Here are my top ten take-aways.


1. The number and complexity of the contracts your show needs is often directly related to the size of the venue. The larger the venue the more you will need.


2. The process of negotiating contracts is useful to build relationships down the road. Compromise is an important part of the discussion.


3. Think through what your goal is going to be - often people only think about the present and do not consider the longer term "what if's". For instance only getting the rights to put on a reading or showcase and then not having the ability to take it further.


4. It is important to have experienced people on your team as you may not know whether something is a big thing or a little thing. Having relationships with people in the community can help.


5. Don't be afraid of Actor's Equity. They want their members to work. Have a discussion with them. They may say "No." But if they can work with you they will.


6. Sometimes things an author insists on will (and should) kill the deal - like the author granting only a very short time period, or a very high option payment, or not being open to notes, or approvals over too many things. The goal should be getting the play produced.


7. A new writer cannot get the same deal as say David Mamet can. And a new writer should be aware that the Producer is taking a chance on him or her and is as important a long term relationship as the director on subsequent projects.


8. Bring an experienced General Manager and Attorney on early in the project before deals are set. This is because their input will help you to shape better deals for the show.
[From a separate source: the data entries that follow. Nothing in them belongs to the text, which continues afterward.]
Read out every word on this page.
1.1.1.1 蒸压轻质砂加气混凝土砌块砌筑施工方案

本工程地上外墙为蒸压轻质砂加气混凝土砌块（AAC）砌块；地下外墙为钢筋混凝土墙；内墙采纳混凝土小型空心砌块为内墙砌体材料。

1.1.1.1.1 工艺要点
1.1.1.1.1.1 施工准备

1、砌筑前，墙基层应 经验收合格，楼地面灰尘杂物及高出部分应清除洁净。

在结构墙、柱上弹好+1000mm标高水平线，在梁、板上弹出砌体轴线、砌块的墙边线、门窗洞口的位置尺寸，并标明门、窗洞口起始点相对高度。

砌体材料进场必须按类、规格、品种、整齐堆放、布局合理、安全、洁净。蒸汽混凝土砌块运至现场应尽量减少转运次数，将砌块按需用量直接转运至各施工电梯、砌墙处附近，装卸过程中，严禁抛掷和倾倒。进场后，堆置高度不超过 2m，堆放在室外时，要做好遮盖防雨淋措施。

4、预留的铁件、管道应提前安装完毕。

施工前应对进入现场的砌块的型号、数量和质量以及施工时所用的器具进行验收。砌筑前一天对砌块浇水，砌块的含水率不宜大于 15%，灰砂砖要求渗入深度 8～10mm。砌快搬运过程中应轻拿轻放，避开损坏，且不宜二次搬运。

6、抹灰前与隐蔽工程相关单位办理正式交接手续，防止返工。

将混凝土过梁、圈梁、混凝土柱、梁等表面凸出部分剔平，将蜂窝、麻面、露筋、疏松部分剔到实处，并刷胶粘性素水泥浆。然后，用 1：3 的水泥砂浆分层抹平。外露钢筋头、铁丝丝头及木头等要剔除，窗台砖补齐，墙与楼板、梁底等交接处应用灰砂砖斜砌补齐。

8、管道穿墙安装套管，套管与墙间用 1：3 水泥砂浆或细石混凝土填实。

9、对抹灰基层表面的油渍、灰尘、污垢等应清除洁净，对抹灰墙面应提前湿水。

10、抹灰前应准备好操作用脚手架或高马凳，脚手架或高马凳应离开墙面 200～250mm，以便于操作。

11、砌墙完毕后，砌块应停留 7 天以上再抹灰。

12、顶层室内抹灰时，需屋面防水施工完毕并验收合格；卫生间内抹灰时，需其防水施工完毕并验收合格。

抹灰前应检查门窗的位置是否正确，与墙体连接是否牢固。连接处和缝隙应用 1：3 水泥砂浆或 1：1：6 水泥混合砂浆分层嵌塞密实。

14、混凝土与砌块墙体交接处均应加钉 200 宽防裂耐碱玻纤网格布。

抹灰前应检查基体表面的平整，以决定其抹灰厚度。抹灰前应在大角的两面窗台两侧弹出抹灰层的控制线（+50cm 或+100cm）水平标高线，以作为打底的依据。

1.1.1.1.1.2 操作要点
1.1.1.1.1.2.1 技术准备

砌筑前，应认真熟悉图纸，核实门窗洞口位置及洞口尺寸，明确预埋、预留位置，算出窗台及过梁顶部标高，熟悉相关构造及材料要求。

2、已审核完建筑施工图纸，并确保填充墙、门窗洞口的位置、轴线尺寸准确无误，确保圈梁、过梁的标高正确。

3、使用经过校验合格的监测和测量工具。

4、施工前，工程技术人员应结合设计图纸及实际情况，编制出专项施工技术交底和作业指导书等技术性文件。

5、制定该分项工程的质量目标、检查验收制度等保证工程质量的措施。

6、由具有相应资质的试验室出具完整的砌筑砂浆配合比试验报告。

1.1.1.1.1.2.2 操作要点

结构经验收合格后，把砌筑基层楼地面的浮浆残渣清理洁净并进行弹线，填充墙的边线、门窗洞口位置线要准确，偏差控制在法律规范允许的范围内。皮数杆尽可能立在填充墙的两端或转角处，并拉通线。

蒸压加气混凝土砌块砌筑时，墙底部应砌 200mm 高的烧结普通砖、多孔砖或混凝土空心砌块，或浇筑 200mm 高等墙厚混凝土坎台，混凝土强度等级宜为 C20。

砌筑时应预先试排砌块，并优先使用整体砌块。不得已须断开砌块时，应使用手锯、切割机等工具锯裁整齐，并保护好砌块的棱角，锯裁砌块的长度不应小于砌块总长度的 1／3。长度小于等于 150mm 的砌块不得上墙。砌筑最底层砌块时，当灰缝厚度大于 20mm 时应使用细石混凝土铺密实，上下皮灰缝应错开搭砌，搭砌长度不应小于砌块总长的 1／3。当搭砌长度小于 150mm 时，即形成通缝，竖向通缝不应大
9. What and who is right for one project may not be correct for another.


10. Paying the actors slightly more money to be on an Off-Broadway contract versus a lower Mini or Showcase contract, helps the publicist get press interested in reviewing your show.

And this, which was said repeatedly, "Join the community."


The Off-Broadway Alliance has a number of great resources at their website for producers to reference.


This seminar is/will be posted as a podcast on their site.